Angus Macdonnell of Collachie
|3rd Treasurer of the Law Society of Upper Canada|
|Preceded by||Robert Isaac Dey Gray|
|Succeeded by||Thomas Scott|
Angus Macdonell of Collachie (died October 8, 1804) was a lawyer and political figure in Upper Canada.
He was born in Inverness-shire, Scotland, the son of Allan McDonell and brother of Alexander Macdonell of Collachie, and came to the estate of William Johnson in the Mohawk Valley of New York in 1773 as part of a large emigration by members of the MacDonell clan. He left that area at the beginning of the American Revolution and was educated in Montreal and Quebec City.

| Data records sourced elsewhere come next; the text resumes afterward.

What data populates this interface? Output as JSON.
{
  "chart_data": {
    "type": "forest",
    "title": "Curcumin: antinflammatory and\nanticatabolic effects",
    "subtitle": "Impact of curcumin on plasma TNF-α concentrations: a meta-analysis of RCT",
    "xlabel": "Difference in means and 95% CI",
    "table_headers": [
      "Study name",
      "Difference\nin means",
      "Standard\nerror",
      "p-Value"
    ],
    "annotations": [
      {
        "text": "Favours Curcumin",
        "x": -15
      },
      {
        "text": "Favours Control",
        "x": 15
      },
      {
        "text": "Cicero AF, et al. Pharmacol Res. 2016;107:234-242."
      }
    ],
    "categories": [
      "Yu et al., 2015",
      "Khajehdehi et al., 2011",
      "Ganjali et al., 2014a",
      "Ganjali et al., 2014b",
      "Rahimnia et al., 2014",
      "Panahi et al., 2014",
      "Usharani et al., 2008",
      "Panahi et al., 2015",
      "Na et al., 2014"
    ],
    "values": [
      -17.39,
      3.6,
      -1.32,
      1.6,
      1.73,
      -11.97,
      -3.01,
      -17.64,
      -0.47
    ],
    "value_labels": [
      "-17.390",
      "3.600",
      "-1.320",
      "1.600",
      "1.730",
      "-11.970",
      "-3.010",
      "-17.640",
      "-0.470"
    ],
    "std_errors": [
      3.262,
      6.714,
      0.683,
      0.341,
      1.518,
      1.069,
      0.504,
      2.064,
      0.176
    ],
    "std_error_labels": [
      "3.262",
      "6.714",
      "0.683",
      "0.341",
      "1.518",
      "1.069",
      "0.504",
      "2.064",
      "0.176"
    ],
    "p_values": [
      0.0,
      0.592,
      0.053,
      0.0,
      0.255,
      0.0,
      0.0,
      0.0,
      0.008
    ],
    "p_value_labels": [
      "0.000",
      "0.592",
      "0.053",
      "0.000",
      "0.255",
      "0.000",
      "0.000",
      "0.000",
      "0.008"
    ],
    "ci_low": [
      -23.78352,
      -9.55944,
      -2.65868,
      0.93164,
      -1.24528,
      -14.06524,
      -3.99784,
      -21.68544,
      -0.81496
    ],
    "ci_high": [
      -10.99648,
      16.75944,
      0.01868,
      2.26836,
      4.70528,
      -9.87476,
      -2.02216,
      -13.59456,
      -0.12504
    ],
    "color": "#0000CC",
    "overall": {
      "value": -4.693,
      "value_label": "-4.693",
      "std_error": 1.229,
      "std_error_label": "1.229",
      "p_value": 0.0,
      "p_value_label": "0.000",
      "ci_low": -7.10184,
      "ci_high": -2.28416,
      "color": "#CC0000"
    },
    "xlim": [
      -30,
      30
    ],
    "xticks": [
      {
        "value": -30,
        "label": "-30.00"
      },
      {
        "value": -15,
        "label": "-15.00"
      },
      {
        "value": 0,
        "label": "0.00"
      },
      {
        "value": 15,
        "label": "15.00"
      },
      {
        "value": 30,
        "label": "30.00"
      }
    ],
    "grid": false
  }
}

He became first clerk of the Legislative Assembly of Upper Canada in 1792 and an attorney in 1794. When Henry Allcock's election was contested, he ran in an 1801 by-election in Durham, Simcoe & 1st York and won, defeating John Small, clerk of the Executive Council. He introduced the Assessment Act of 1803 which was intended to provide more equal rates.
He was also a founding member of the Law Society of Upper Canada and its third treasurer. In October 1804, he was en route to a trial aboard HMS Speedy where he would defend a native person charged with murder. The ship sank in a storm on Lake Ontario near Brighton with all hands lost.